火苗是赭紅色的,著得快也熄得快,不到五息便燒成了一撮灰燼,被晨風吹散在街麵上,連半點紙屑都冇留下。
門子看著自己手指上那層極淡的紅痕,愣了半晌,把手縮回袖子裡,一句話冇說轉身進了衙門。
訊息傳得比風還快,不到半個時辰,大半個丹徒城的人都知道衙門口貼過一張揭帖。有人說是城東的秀才乾的,有人說是碼頭上的腳伕頭子有怨氣,更多的人隻是把那張紅紙上的十六個字含在嘴裡翻來覆去地嚼,像嚼著一顆多年不敢碰的硬糖,滋味辛辣,卻越嚼越暢快。
而在南京督署暖閣外的長廊儘頭,一個石青袍子的身影正不緊不慢地往外走。他走過側門時,門邊那書板的頭又往下垂了垂。
他連看都冇看那書板一眼,隻將袖口那枚碎裂符篆的最後一絲餘燼輕輕抖落在石階縫裡。那餘燼落下去的地方恰好生著一叢青苔,苔上很快浮起了一層極淡的焦痕,形狀像一片捲曲的葉子。

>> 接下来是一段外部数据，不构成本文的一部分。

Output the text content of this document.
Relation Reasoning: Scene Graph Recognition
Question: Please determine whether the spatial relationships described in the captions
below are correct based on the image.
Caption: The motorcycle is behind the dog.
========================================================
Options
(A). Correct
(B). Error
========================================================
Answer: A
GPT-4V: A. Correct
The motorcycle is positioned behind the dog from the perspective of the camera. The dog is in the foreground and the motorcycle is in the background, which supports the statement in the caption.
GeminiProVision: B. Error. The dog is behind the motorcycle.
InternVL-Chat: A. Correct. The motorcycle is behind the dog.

他走出督署大門時,天上的雲正在散開,日光從雲縫裡一束一束地漏下來,把石頭城的屋頂染成一片深淺交錯的暖色。
他在門檻處站了三息,抬頭望了一眼天色,然後向碼頭方向走去。那步伐依舊不緊不慢,左腿落地時微微偏重的那一下,和真正的包後拯走路時一模一樣。
碼頭上有一艘正要解纜的船,船老大正扯著嗓子喊最後一批乘客上船。石青袍子的身影閃進人群中,和那些匆匆趕路的旅客混在一處,很快就分不清誰是誰了。
隻有船舷上一隻不知誰家放走的紙鳶在半空裡打了個旋,掛在了桅杆頂上。
那紙鳶是青灰色的,拖著兩條長尾,在江風裡一翻一翻地飄著,像一封信還冇來得及封口。
大觀樓的房飯帳結得利索。於大林從櫃檯前回過身來,手裡捏著一張折得四四方方的收據,往懷裡一揣,朝閔偉如咧嘴笑了笑。
那張臉被江風吹得粗糙發紅,一笑便露出兩排白牙,憨厚裡透著一股叫人放心的踏實。
他身後另外三個漢子已經將偉如那口舊包袱和那隻癟錢袋拎上了肩,也不多話,隻朝門口努了努嘴。